Sorry I use a "migratory type cover" which is one piece of plywood on top of the hive and I have a notch cut in the front. For the telescoping cover you should have a flat side and the other side has four ridges with a ventilation notch cut in it. The part with the ridges faces skyward and the hole towards the front of the hive. The telescopic cover goes over that. If you make sure the telescopic cover is pushed forward it will allow a bit of space at that wentilation hole and the bees can use that as an entrance.


----------



## mgolden (Oct 26, 2011)

For winter, the side of the inner cover with the four "ridges" and the notch is placed on the under/hive side. Flat side to top.

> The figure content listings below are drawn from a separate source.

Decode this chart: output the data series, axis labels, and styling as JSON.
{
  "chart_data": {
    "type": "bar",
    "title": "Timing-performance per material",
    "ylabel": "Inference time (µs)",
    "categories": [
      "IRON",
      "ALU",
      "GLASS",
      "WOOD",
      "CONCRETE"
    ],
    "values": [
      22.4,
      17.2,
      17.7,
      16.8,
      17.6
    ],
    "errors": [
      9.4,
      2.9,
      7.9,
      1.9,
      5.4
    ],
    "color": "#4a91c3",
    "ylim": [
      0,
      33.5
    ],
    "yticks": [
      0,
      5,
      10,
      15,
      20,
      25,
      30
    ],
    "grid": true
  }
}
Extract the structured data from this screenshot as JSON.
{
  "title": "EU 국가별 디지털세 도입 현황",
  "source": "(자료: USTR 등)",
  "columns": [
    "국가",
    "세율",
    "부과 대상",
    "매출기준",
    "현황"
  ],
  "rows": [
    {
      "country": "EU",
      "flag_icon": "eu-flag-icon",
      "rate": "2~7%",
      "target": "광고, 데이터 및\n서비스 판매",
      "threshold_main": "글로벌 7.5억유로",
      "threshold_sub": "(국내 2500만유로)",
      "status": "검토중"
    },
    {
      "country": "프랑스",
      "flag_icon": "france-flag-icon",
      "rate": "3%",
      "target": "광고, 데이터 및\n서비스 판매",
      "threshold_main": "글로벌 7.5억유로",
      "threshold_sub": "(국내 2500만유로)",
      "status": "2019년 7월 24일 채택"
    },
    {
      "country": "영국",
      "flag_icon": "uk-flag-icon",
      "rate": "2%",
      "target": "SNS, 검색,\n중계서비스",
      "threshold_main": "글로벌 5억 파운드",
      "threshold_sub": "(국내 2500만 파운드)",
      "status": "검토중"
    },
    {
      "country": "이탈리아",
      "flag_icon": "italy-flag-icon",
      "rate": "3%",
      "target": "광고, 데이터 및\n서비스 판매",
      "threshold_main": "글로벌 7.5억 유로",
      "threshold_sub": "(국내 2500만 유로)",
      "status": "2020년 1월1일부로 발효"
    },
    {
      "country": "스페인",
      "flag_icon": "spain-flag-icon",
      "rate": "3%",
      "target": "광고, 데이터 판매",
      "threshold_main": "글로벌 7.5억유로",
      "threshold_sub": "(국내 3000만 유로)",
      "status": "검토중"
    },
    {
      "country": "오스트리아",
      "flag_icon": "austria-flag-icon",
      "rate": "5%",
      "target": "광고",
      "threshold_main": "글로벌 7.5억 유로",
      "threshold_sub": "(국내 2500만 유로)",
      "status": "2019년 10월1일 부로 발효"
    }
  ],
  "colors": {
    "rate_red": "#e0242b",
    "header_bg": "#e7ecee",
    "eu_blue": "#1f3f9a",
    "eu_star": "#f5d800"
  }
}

With the notch open, a smallish top entrance is provided. And also a exit for ventialtion air to remove interior hive moisture. There is a small continuous air flow that enters by bottom entrance and exhausts through top entrance.


----------



## Michael Palmer (Dec 29, 2006)

Haven't a clue what's necessary in Georgia. In Vermont, I leave the bottom entrance wide open with a wedge of 1/2" hardware cloth as mouse protection. Reduced bottom entrances seem to result in damp conditions within the hive.


----------



## ralittlefield (Apr 25, 2011)

Michael Palmer said:


> Reduced bottom entrances seem to result in damp conditions within the hive.


Do you use solid bottom boards?


----------



## beemandan (Dec 5, 2005)

Just remember KISS. Keep-it-simple-Sally.
Don't reverse your inner cover. Don't drill any upper entrances. Don't add any entrance reducers.
Nice and simple.....


----------



## Michael Palmer (Dec 29, 2006)

Solid bottoms


----------